To preprocess the haikus, I decided that they should retain apostophes, but no other punctuation. They should also retain numbers (for now). There are many hyphenated words and phrases, so hyphens and en dashes should be replaced with spaces. There are also unicode non-breaking spaces (`0xa0`), so those should be replaced with normal spaces. Duplicate spaces are replaced with a single space.

Further, duplicate haikus should be removed. To fascilitate duplicate removals, the line breaks are replaced with `/`'s, but the haikus are stored as lists of lines.

In [None]:
from multiprocessing.pool import Pool, ThreadPool

from tools.utils import read_from_file, preprocess, remove_stopwords, lemmatize

import pandas as pd

## Preprocessing

TODO: Consider leaving the preprocessing to spaCy?

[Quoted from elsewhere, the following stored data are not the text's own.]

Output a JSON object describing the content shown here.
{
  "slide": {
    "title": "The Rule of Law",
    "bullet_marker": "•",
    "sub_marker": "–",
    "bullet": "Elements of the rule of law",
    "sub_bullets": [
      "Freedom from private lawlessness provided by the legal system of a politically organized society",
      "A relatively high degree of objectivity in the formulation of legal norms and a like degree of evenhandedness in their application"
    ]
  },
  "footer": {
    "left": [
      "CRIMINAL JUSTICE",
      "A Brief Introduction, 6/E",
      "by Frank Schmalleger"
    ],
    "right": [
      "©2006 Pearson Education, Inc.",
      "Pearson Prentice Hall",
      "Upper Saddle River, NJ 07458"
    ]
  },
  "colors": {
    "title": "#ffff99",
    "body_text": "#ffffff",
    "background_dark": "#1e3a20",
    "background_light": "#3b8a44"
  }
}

To preprocess each haiku, it undergoes a sequence of steps. First, there are unicode non-breaking spaces (`0xa0`) that need to be replaced with normal spaces. Second, there are many hyphenated words with both hyphens and en-dashes, so replace both of those with spaces. Third, there are multiple instances of non-ascii characters leftover from downloading the haikus, so remove each of them. Fourth, replace all strings of multiple spaces with a single space. Last, ensure nothing got left out by the previous rules, and run every haiku through a filter, filtering out anything that isn't a lowercase ascii alphabetic character, space, single quote, forward slash (used to separate lines), and digits.

In [None]:
haikus = read_from_file()

# Remove duplicates in a manner that preserves order.
# Requires Python 3.6+
haikus = list(dict.fromkeys(haikus))

In [None]:
def process_haiku(haiku):
    haiku = preprocess(haiku)
    lemmatized = lemmatize(haiku)
    lemmatized = lemmatized.split("/")
    lemmatized = [l.strip() for l in lemmatized]
    nostops = [l.strip() for l in remove_stopwords(haiku).split("/")]
    haiku = [l.strip() for l in haiku.split("/")]

    return {
        "haiku": haiku,
        "nostops": nostops,
        "lemmas": lemmatized,
        "lines": len(haiku),
    }

In [None]:
# %%timeit -r 1 -n 1
# with Pool() as pool:
#     rows = pool.map(process_haiku, haikus)

In [None]:
# %%timeit -r 1 -n 1
# with ThreadPool() as pool:
#     rows = pool.map(process_haiku, haikus)

In [None]:
# %%timeit -r 1 -n 1
rows = list(map(process_haiku, haikus))

In [None]:
haikus = pd.DataFrame(rows)
haikus.tail()

In [None]:
haikus.to_csv('../haikus.csv')